Article first published as Portugal Workers Observe 24-hour Strike against 2011 Austerity Budget on Technorati.
Portugal’s two main two workers’ unions’ joint call for 24 hour strike is going successful as per government and unions’ data. Rail services are paralysed from north to south of the country, with 80% of the rail services not running. Majority of the flight services are cancelled according to government sources. The Joint strike call is said to be the first in 22 years.
The unions are critical of the proposed budget cuts saying it is quite unfair that only the workers have to sacrifice. They say they oppose the government’s top most priorities are only deficit, deficit and deficit. BBC news quoted the unions as saying, all of the country’s ports are closed; air traffic controllers and ground staff of airports are observing strike; bus and ferry links are disrupted; fewer than 10% of the workforce at Volkswagen’s Auto Europa plant have turned up for work.
Unfair Media Criticism
As usual, various media of the western countries from EU to the US have written negative analyses on Portugal strikes.

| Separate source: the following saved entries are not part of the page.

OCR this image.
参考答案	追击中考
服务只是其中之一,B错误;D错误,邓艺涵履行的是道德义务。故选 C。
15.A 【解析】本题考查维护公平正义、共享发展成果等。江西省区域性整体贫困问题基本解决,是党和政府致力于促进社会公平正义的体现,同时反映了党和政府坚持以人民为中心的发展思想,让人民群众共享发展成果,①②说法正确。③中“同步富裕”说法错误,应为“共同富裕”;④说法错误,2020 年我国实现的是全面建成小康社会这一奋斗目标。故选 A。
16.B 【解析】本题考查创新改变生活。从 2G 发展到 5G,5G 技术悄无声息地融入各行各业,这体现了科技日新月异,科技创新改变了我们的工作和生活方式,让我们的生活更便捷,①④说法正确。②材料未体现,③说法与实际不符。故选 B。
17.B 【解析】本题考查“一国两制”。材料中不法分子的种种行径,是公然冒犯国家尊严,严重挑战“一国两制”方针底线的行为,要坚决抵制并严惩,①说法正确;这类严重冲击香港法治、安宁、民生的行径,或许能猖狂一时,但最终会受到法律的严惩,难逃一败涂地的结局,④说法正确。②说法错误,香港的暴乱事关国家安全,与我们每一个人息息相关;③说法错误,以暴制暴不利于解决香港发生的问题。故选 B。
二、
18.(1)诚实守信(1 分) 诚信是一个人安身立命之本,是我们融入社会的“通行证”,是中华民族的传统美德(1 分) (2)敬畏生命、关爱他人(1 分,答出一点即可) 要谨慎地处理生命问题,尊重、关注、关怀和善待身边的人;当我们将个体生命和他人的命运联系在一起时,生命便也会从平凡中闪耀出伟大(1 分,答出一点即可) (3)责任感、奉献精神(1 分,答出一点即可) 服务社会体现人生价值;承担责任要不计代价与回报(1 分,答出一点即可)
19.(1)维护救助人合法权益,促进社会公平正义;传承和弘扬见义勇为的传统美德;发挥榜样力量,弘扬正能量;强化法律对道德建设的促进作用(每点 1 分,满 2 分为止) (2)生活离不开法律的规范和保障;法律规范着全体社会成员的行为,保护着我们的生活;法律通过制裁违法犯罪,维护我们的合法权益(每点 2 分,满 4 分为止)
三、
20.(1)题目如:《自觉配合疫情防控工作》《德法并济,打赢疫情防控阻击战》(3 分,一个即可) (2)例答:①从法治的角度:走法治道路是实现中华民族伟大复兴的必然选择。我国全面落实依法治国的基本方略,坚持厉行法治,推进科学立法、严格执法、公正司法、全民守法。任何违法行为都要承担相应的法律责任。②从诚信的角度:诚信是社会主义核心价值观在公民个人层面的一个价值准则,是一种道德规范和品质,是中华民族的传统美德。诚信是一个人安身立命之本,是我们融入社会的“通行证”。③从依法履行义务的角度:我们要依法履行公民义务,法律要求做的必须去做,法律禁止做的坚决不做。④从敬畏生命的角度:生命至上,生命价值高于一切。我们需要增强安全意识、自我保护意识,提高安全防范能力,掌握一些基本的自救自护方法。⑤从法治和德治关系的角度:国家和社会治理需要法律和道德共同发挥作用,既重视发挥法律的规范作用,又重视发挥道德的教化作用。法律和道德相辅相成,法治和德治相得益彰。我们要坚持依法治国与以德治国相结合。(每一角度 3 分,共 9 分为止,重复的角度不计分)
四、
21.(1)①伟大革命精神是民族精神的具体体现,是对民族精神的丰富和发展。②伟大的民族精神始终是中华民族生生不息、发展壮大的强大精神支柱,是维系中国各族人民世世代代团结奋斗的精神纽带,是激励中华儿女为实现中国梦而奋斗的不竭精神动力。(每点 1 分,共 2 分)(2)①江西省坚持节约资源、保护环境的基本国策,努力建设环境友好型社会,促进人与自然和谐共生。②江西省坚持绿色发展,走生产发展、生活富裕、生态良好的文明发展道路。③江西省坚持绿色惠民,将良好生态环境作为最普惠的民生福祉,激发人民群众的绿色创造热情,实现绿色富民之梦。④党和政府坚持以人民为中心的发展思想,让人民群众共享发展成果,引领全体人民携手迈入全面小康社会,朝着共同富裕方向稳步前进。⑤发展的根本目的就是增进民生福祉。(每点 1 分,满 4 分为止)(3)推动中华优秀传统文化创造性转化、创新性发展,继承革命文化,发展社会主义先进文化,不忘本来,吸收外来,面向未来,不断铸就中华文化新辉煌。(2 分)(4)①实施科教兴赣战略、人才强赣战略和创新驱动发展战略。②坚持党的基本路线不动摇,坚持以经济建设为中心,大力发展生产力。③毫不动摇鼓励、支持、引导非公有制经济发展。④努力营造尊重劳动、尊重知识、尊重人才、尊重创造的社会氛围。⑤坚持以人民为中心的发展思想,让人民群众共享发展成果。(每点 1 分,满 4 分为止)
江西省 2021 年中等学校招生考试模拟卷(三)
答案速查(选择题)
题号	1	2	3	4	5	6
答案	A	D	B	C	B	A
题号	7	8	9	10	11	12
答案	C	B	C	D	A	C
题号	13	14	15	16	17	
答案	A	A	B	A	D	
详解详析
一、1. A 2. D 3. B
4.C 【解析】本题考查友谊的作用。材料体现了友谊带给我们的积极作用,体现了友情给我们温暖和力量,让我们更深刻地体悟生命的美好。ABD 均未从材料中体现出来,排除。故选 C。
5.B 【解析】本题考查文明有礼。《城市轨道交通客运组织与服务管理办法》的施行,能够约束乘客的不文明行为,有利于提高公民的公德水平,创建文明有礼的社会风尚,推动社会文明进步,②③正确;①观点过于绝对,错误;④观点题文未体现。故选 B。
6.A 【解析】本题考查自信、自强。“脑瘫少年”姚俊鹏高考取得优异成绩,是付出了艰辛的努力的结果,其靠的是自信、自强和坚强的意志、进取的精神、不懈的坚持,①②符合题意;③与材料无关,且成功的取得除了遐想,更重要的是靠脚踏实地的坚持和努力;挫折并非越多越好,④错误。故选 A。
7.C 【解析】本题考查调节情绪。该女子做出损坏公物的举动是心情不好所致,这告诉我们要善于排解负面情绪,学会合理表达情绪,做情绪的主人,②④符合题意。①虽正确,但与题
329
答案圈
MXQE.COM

They continued to support austerity measures and to oppose workers’ anger towards austerity measures. They failed to acknowledge the hardships to which the workers across the Europe and the North America were subjected to, even though they are not part of the problem of debt crisis and financial crises. Such an outlook can be gauzed to the ownership of all media by a few multinational media companies.
These MNCs are beneficiaries are the austerity measures imposed by the EU countries in the name of maintaining fiscal discipline, as if the workers’ salaries and pensions are the main sources of fiscal indiscipline. These media companies never acknowledge the indiscipline of the
governments and MNCs in observing their responsibilities towards their people and consumers. They never acknowledge indecent and greedy business practices of financial conglomerates. But, they will be ready to acknowledge the people’s opposition towards workers’ strikes.
Portugal is never seen prospering even after joining Eurozone. Productivity was not increased. Euro is seen by many as unrealistic exchange rate for one of the Europe’s poorest countries Portugal. Portugal could not compete with China in its traditionally strong sectors of manufacturing of textiles and shoes.
Portugal government has proposed to cut deficit from 7.3% to 4.6% in the fiscal year 2011 in its budget for 2011. Under the EU’s Stability and Growth Pact, Eurozone members are required to keep their budget deficit under 3 percentage. The budget plans to reduce wages by 5 percent, to increase value added tax (VAT) from 21 to 23 percent. Pensions will be frozen from further increase. Portugal has recorded 10.9 percent of unemployment in third quarter of FY 2010.
The opposition party of Portugal said it would abstain from voting when budget comes up for approval in the parliament. This means nothing but an indirect support to the budget cuts. Ironically, the ruling party of Portugal is said to be socialist like Greece ruling party. These supposed-socialist parties should stop describing themselves as socialist while implementing anti-people and anti-workers economic policies.